Richard B. Cheney, formerly U.S.secretary of defense during the Bush era, played a key role in the U.S.-led military coalition that forced Iraq to retreat from Kuwait during Desert Storm. He is now the chief executive officer of Halliburton Co., a Dallas-based maker of oil equipment. He recently held a major stake in Dresser-Rand and Ingersoll-Dresser Pump Co., two American players in the reconstruction of Iraq's oil industry.
At a time when the United States and the United Kingdom wage almost daily air strikes against military installations in northern and southern Iraq, U.S. companies, executives and even some architects of American policy toward Iraq are doing business with Hussein's government, and helping to rebuild its battered oil industry.
Albeit perfectly legal, the growing U.S.-Iraqi commerce has been kept quiet by both sides because it seems to fly in the face of Washington's commitment to "regime change" in Baghdad and Saddam Hussein's claim to be defying the world's lone superpower. The United Nations also helps both countries avoid embarrassment by treating the business arrangements as confidential.

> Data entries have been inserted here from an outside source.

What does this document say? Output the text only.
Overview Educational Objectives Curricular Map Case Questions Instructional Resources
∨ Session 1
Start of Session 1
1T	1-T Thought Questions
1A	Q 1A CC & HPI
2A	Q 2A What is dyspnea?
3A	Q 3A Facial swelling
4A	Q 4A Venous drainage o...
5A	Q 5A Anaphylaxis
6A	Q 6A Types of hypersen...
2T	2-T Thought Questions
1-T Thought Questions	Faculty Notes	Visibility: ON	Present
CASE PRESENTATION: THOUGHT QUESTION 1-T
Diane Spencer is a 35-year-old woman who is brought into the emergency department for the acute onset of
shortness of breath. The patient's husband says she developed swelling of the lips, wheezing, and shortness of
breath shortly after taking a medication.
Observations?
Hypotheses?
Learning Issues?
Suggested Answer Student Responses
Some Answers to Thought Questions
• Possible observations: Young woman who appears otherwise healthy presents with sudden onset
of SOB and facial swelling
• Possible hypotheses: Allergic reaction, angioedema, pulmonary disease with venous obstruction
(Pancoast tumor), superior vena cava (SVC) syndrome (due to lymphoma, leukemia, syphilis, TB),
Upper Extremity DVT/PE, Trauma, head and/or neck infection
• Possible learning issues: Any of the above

Such trade is permitted under the "oil for food" deal, a humanitarian exemption from the U.N. trade embargo imposed on Iraq after the 1990 invasion of Kuwait. It allows Iraq to sell oil and use the proceeds, under U.N. supervision, to purchase food, medicine and other humanitarian goods, as well as spare parts to keep the oil flowing.

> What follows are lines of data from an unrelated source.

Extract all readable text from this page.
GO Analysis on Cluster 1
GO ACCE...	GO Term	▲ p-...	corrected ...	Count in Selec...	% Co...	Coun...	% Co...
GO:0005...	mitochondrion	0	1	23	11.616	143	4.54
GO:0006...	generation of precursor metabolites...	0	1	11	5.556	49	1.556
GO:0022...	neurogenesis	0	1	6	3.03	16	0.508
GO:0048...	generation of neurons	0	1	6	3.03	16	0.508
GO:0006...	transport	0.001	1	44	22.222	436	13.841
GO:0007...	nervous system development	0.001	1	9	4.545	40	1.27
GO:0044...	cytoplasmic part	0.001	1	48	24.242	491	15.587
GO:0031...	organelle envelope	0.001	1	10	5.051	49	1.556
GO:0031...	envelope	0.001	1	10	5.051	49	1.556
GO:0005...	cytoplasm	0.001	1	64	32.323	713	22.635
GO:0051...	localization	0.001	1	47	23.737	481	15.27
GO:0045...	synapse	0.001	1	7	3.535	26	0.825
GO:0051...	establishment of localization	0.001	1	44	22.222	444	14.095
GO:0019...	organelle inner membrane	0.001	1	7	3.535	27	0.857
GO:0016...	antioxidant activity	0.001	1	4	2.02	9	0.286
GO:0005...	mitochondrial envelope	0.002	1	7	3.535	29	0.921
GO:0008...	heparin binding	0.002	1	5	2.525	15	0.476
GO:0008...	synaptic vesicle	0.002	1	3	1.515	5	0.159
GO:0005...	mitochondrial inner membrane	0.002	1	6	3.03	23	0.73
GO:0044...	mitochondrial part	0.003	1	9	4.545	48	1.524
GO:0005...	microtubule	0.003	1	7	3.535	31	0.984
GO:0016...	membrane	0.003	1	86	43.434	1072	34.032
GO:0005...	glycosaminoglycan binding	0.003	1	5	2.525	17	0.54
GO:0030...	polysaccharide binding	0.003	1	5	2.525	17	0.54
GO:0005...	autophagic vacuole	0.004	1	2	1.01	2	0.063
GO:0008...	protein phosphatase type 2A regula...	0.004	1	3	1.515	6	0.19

According to diplomats, industry officials and U.N. documents more than a dozen U.S. firms have signed millions of dollars in contracts with Baghdad for oil-related equipment since the summer of 1998. Placing bids through overseas subsidiaries and affiliates.
"The United States is the cradle of the international oil industry," said James Placke, who tracks Persian Gulf oil production for Cambridge Energy Research Associates, a consulting firm. "A lot of the equipment in Iraq's oil industry was originally made in America, and if you want spare parts, you go back to the original supplier."

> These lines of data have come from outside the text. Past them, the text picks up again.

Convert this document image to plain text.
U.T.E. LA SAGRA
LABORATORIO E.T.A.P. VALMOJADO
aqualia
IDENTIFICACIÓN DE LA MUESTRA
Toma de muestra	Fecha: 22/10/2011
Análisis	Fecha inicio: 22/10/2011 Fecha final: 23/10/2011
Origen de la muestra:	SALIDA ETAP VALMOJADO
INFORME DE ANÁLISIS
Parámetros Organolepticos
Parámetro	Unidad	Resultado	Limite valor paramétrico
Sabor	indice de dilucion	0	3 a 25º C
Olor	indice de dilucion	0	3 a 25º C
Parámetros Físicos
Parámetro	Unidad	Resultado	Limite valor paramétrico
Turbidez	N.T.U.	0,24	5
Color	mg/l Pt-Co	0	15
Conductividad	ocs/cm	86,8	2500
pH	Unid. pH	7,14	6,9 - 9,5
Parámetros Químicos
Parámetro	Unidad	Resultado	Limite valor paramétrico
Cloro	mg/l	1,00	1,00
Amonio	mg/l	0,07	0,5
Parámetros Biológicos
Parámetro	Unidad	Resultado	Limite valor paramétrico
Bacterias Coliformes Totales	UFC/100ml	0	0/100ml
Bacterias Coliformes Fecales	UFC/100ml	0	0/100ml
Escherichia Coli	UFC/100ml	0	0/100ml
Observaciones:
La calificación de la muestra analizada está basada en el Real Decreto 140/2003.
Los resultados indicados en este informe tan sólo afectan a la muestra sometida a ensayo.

According to Larry Goldstein, president of the Petroleum Industry Research Foundation, most U.S. oil companies have been prohibited by Baghdad from directly purchasing Iraqi crude since the United States bombed Iraq during Operation Desert Fox in December 1998.
But Iraq nevertheless has emerged in the past year as the fastest growing source of U.S. oil imports. American companies, he said, now purchase about 700,000 of the 2 million barrels of oil-exported daily by Iraq, mainly through foreign middlemen who load the Iraqi crude and transport it directly to American ports, primarily in the Gulf of Mexico.
"The Chevrons and the Exxons of this world have to buy from the Russians, the French and the Chinese traders," said Goldstein. But, he added, "The U.S. spare parts industry is too dominant to ignore."
After approving the oil-for-food exemption in 1996, the U.N. Security Council gradually raised the amount of oil Iraq was allowed to sell, and on Dec. 17 it removed the ceiling. And in June 1998, the 15-nation Security Council voted to allow Iraq to buy up to $300 million in spare parts every six months. The council is considering a proposal to double that limit.
According to U.S. government figures, American firms account for only a tiny share of the nearly $10 billion in trade that has been conducted under the oil-for-food exemption. U.S. citizens have received licenses to export about $15 million of oil-related spare parts and $400 million of food, medicine and water treatment equipment to Iraq, according to the State Department.
Those figures do not count most products purchased by Iraq from American subsidiaries abroad. This indirect U.S.-Iraqi trade is tracked by the United Nations, which must approve all the contracts. But little information about it has been made public.